Right now on west campus, there are surface lots that hold 799 spaces. Developing a parking deck will unlock the development potential of those surface lots so the university can grow the west campus, said Neil Sullivan, campus planner from Penn State’s Office of Physical Plant.
The new deck is planned to be located on Red Lot A, which will allow the university to have two building sites along White Course Drive, he said.
The anticipated opening of the deck is fall 2020. Access to the new deck will include two ingress and egress locations. One of those entrance/exit points would be to Atherton Street, as it currently works for the surface lots. The other is proposed to be an access road that loops around the White Course Apartments and filters down and out Buckhout Street.
The Buckhout connection is Penn State’s preference, and it has been advanced into a Traffic Impact Study, said Robb Watts, of McCormick Taylor Inc., Penn State’s traffic engineer.
The traffic study will assume a traffic signal being put in at Buckhout Street and West College Avenue, he said.
According to Watts, the anticipated added trips for the entire network would be 147 in the morning and 212 in the afternoon.
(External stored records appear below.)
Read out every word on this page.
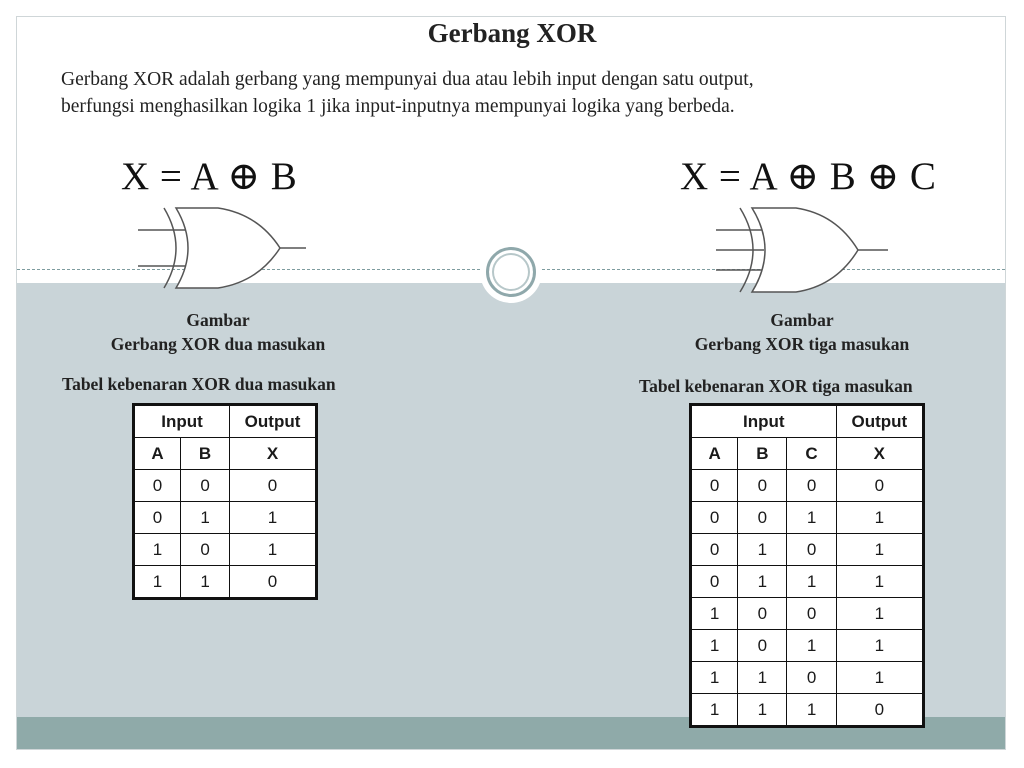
Gerbang XOR
Gerbang XOR adalah gerbang yang mempunyai dua atau lebih input dengan satu output,
berfungsi menghasilkan logika 1 jika input-inputnya mempunyai logika yang berbeda.
X = A ⊕ B	X = A ⊕ B ⊕ C
Gambar
Gerbang XOR dua masukan
Gambar
Gerbang XOR tiga masukan
Tabel kebenaran XOR dua masukan	Tabel kebenaran XOR tiga masukan
Input		Output
A	B	X
0	0	0
0	1	1
1	0	1
1	1	0
Input			Output
A	B	C	X
0	0	0	0
0	0	1	1
0	1	0	1
0	1	1	1
1	0	0	1
1	0	1	1
1	1	0	1
1	1	1	0
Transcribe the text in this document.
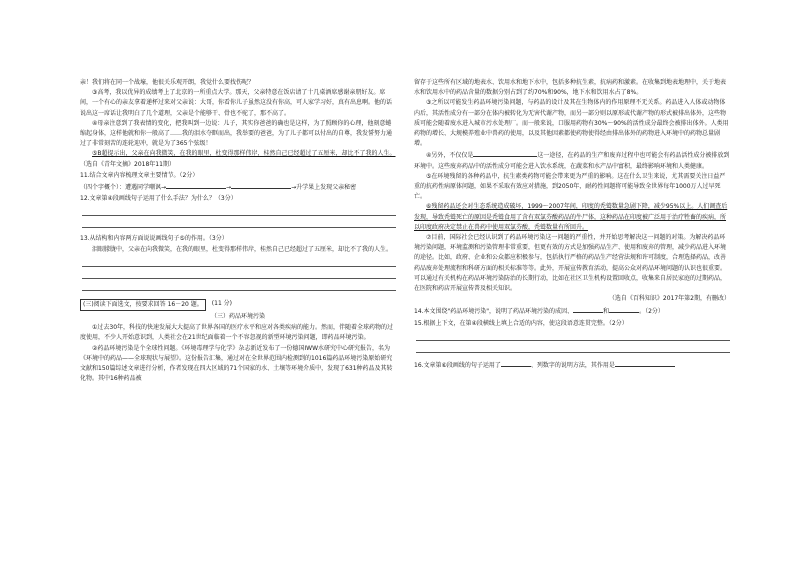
亲！我们将在同一个战壕，他很关乐观开朗，我觉什么要找伤呢？

③高考，我以优异的成绩考上了北京的一所重点大学。那天，父亲特意在饭店请了十几桌酒席感谢亲朋好友。席间，一个有心的亲友拿着递杯过来对父亲说：大哥，你看你儿子虽然这没有你高，可人家学习好，真有出息啊。他的话说出这一席话让我明白了几个道理，父亲是个能够干、骨也不驼了，那不高了。

④母亲注意到了我表情的变化，把我叫到一边说：儿子，其实你爸爸的确也是这样，为了照顾你的心理，他刻意蜷缩起身体，这样他就和你一般高了……我的泪水夺眶而出，我举要的爸爸，为了儿子都可以付出的自尊，我发誓努力通过了非常刻苦的连轮迎冲，就是为了365个弦级！

⑤B超提示出，父亲在向我微笑，在我的眼里，杜变得那样伟岸，桂然自己已经超过了五厘米，却比不了我的人生。

（选自《青年文摘》2018年11期）

11.结合文章内容梳理文章主要情节。（2分）

（四个字概个）：遭遇同学嘲讽→	→	→升学果上发现父亲秘密

12.文章第④段画线句子运用了什么手法？为什么？（3分）

13.从结构和内容两方面说说画线句子⑤的作用。（3分）

泪眼朦胧中，父亲在向我微笑，在我的眼里，杜变得那样伟岸，桂然自己已经超过了五厘米，却比不了我的人生。

(三)阅读下面选文，按要求回答 16－20 题。	(11 分)

（三）药品环境污染

①过去30年，科技的快速发展大大提高了世界各国的医疗水平和应对各类疾病的能力。然而，伴随着全球药物的过度使用，不少人开始意识到，人类社会在21世纪面临着一个不容忽视的新型环境污染问题，即药品环境污染。

②药品环境污染是个全球性问题。《环境毒理学与化学》杂志新近发布了一份德国IWW水研究中心研究报告，名为《环境中的药品——全球现状与展望》。这份报告汇集，通过对在全世界范围内检测到的1016篇药品环境污染原始研究文献和150篇综述文章进行分析，作者发现在四大区域的71个国家的水、土壤等环境介质中，发现了631种药品及其转化物。其中16种药品被

留存于这些所有区域的地表水、饮用水和地下水中，包括多种抗生素，抗病药和激素。在收集到地表地理中，关于地表水和饮用水中的药品含量的数据分别占到了约70%和90%，地下水和饮用水占了8%。

③之所以可能发生药品环境污染问题，与药品的设计及其在生物体内的作用原理不无关系。药品进入人体或动物体内后，其活性成分有一部分在体内被转化为无害代谢产物，而另一部分则以原形或代谢产物的形式被排出体外，这些物质可能会随着废水进入城市污水处理厂。而一般来说，口服用药物有30%～90%的活性成分最终会被排出体外。人类用药物的增长、大规模养殖业中兽药的使用，以及其他因素都使药物使得经由排出体外的药物进入环境中的药物总量剧增。

④另外，不仅仅是	这一途径，在药品的生产和废弃过程中也可能会有药品活性成分被排放到环境中。这些废弃药品中的活性成分可能会进入饮水系统，在蔬菜和水产品中富积，最终影响环境和人类健康。

⑤在环境残留的各种药品中，抗生素类药物可能会带来更为严重的影响。这在什么卫生来说，尤其需要关注日益严重的抗药性病原体问题，如果不采取有效应对措施，到2050年，耐药性问题将可能导致全世界每年1000万人过早死亡。

⑥残留药品还会对生态系统造成破坏，1999～2007年间，印度的秃鹫数量急剧下降，减少95%以上。人们调查后发现，导致秃鹫死亡的原因是秃鹫食用了含有双氯芬酸药品的牛尸体，这种药品在印度被广泛用于治疗牲畜的疾病，所以印度政府决定禁止在兽药中使用双氯芬酸，秃鹫数量有所回升。

⑦目前，国际社会已经认识到了药品环境污染这一问题的严重性，并开始思考解决这一问题的对策。为解决药品环境污染问题，环境监测和污染管理非常重要，但更有效的方式是加强药品生产、使用和废弃的管理，减少药品进入环境的途径。比如，政府、企业和公众都应积极参与，包括执行严格的药品生产经营法规和许可制度，合理选择药品，改善药品废弃处理流程和科研方面的相关标准等等。此外，开展宣传教育活动，提高公众对药品环境问题的认识也很重要。可以通过有关机构在药品环境污染防治的长期行动，比如在社区卫生机构设置回收点，收集来自居民家庭的过期药品，在医院和药店开展宣传普及相关知识。

（选自《百科知识》2017年第2期，有删改）

14.本文围绕"药品环境污染"，说明了药品环境污染的成因、	和	。（2分）

15.根据上下文，在第④段横线上填上合适的内容，使这段语意连贯完整。（2分）

16.文章第⑥段画线的句子运用了	、列数字的说明方法，其作用是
Additionally, about 35 percent of people accessing the new deck are expected to use the new access and 65 percent would use the existing Atherton Street access, Watts said.
State College Borough Council President Evan Myers questioned why constructing a road to connect to Blue Course Drive wasn’t considered.
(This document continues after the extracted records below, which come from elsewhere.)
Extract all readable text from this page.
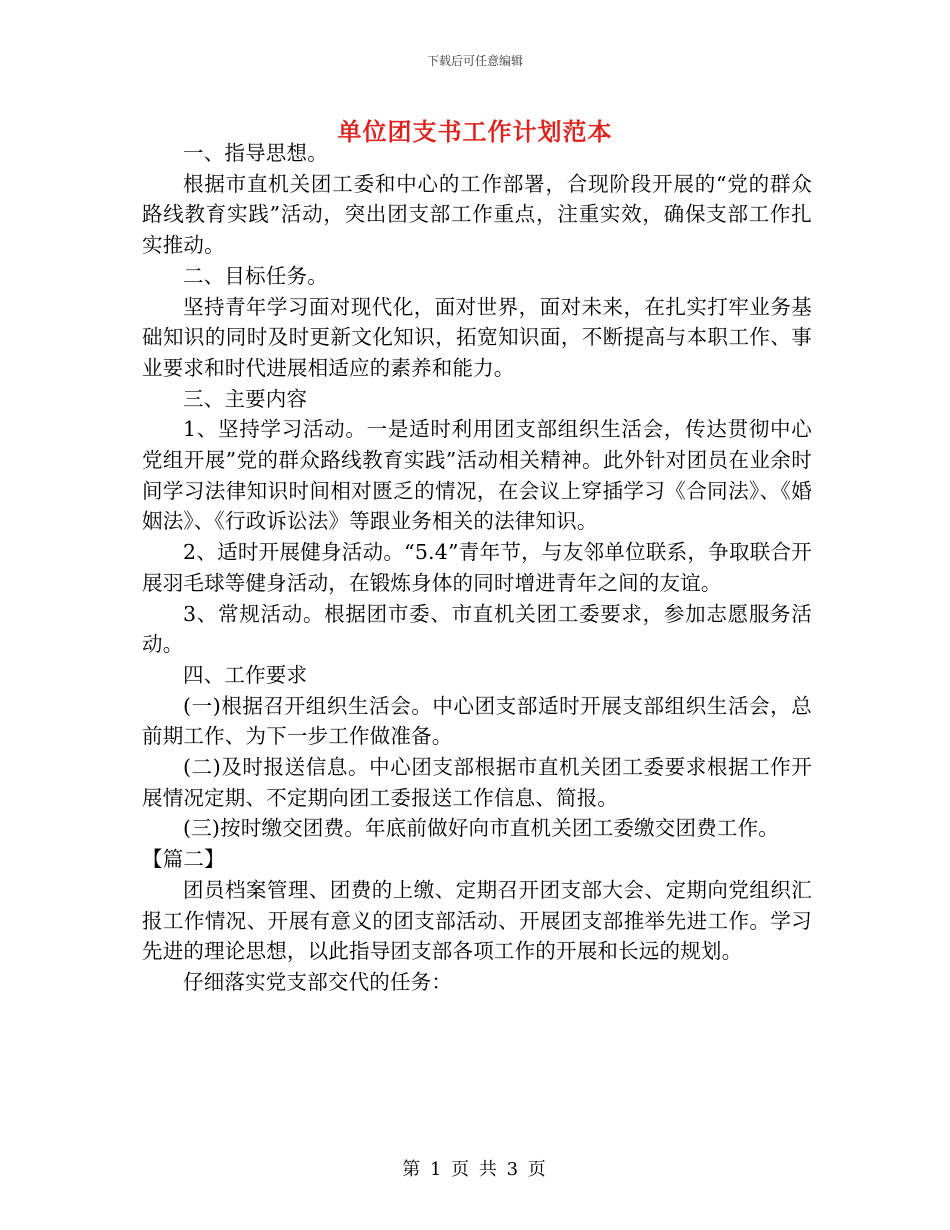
下载后可任意编辑
单位团支书工作计划范本

一、指导思想。

根据市直机关团工委和中心的工作部署，合现阶段开展的“党的群众路线教育实践”活动，突出团支部工作重点，注重实效，确保支部工作扎实推动。

二、目标任务。

坚持青年学习面对现代化，面对世界，面对未来，在扎实打牢业务基础知识的同时及时更新文化知识，拓宽知识面，不断提高与本职工作、事业要求和时代进展相适应的素养和能力。

三、主要内容

1、坚持学习活动。一是适时利用团支部组织生活会，传达贯彻中心党组开展”党的群众路线教育实践”活动相关精神。此外针对团员在业余时间学习法律知识时间相对匮乏的情况，在会议上穿插学习《合同法》、《婚姻法》、《行政诉讼法》等跟业务相关的法律知识。

2、适时开展健身活动。“5.4”青年节，与友邻单位联系，争取联合开展羽毛球等健身活动，在锻炼身体的同时增进青年之间的友谊。

3、常规活动。根据团市委、市直机关团工委要求，参加志愿服务活动。

四、工作要求

(一)根据召开组织生活会。中心团支部适时开展支部组织生活会，总前期工作、为下一步工作做准备。

(二)及时报送信息。中心团支部根据市直机关团工委要求根据工作开展情况定期、不定期向团工委报送工作信息、简报。

(三)按时缴交团费。年底前做好向市直机关团工委缴交团费工作。

【篇二】

团员档案管理、团费的上缴、定期召开团支部大会、定期向党组织汇报工作情况、开展有意义的团支部活动、开展团支部推举先进工作。学习先进的理论思想，以此指导团支部各项工作的开展和长远的规划。

仔细落实党支部交代的任务：

第 1 页 共 3 页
Watts said it wasn’t considered due to the environmental impact. There’s a 400-feet radius of restriction for wellhead protection in that area.
“I find it disrespectful, quite frankly, that this council asked you to consider another way over to Blue Course and you did not. … That is not a town-gown approach to anything. It’s the university once again imposing what it wants on the rest of the community,” Myers said. “And the community often finds ways to oppose that and prevent that from happening. So what I would suggest is that we figure out a way to work together.”
Members of council and residents expressed concerns that the access through Buckhout would be used as intended, with traffic flowing onto College Avenue or Beaver Avenue, depending on which way motorists are traveling.
“Real commuters are not going to be as well behaved as you think they are,” Bill Hartman, a resident who lives on Fairmount Avenue, said. “I think traffic is like water, it’s going to find the path of least resistance. And the path of least resistance, I’m afraid, is going to be distributed throughout the neighborhood on all the streets.”
It’ll be dangerous for the people who live in the neighborhood and the kids who attend Corl Street Elementary School, Myers said.
“Why is it that the town gets saddled with this mess and the campus doesn’t take responsibility for it?,” Councilwoman Janet Engeman asked.
Watts said the next steps are for a council comment resolution meeting and a final Traffic Impact Study approval is targeted for February.